March 14, 2021 Sermon Notes
You Shall Not Steal Nor Covet
Deuteronomy 5:19, 21
Dr. Tony Chute, Lead Pastor
Overview: The eighth and tenth commandments prohibit stealing and coveting while affirming generosity and contentment. Stealing takes many forms: theft of property belonging to others; theft of time dedicated to others; theft of goods owed to others; and theft of services provided by others. The underlying cause of such sins is covetousness, which may be defined as an underlying discontentment based upon someone else’s good fortune or undue concern over one’s personal situation. Coveting is a more subtle sin than stealing as it pertains to an attitude rather than an action, and it is a more “acceptable” sin because it is often disguised as ambition. Christians are called to combat both sins by recognizing that they arise from deeper issues of the heart, which reflect dissatisfaction with God’s good providences in our lives.

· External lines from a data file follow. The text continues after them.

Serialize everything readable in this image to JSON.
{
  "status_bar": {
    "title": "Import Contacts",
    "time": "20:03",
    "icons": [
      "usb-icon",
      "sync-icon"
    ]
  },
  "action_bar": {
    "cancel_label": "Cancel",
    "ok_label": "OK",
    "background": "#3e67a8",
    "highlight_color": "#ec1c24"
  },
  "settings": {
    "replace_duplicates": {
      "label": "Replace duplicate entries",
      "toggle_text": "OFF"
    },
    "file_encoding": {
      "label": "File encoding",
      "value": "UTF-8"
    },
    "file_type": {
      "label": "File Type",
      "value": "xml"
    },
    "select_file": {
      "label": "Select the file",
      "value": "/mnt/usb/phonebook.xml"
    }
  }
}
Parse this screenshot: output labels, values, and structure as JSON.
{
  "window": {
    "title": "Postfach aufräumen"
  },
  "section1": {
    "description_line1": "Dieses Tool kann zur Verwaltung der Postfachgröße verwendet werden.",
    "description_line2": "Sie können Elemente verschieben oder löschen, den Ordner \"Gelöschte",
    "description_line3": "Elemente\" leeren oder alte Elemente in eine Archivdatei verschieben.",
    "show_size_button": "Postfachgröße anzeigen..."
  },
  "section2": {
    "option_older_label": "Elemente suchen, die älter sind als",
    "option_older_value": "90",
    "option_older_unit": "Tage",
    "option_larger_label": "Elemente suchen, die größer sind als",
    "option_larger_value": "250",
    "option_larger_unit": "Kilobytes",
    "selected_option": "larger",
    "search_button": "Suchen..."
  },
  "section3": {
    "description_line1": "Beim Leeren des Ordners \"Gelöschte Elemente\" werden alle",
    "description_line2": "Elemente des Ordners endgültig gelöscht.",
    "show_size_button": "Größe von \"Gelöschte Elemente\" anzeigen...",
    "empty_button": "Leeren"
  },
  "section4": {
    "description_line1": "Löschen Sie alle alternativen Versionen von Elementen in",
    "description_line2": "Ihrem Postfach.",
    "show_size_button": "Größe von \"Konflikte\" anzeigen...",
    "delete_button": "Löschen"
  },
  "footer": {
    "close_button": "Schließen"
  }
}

01. The cure for stealing is to develop a heart of giving. We may not need to become ascetics, but we should be known for our generosity.
02. The cure for coveting is to develop a heart of contentment. We may not need to abandon ambition, but we should be known for our satisfaction.
QUESTIONS FOR DISCUSSION & DISCOVERY
1. We normally think of stealing as the theft of personal property. What other ways of stealing do you find depicted in Scripture (see Proverbs 22:22, Malachi 3:8)? What other ways of stealing do you find taking place in our culture? How do dishonest dealings threaten relationships in the workplace and society?
2. How can we address the underlying economic realities that lead people to steal without actually condoning the sin itself? What provisions in the Bible can you find that help to alleviate the physical needs of the poor and thus serve to discourage stealing from others? What special temptations do the rich and poor face with regard to contentment? See Deuteronomy 24:17-22 and Proverbs 6:30-31for further insight.
3. What does the prohibition against stealing imply about the right to own private property? How does the prohibition against stealing underscore the value of work? See Ephesians 4:28 and 2 Thessalonians 3:6-12 for further insight.
4. How is covetousness related to sinful ambition? How can we distinguish covetousness from godly ambition? How can you avoid sinful ambition in a world that often rewards aggressive behavior? For an example of sinful covetousness, see 1 Kings 21. For instruction on godly contentment, read 1 Timothy 6:6-10.
5. In what ways can you develop a heart for giving? Think of practical ways that you can share what you have received from the Lord so you can bless the lives of others. In what ways can you develop a heart for contentment?
For Further Reading: Thomas Watson, The Art of Divine Contentment (First printed, 1653; republished by Soli Deo Gloria, 2001).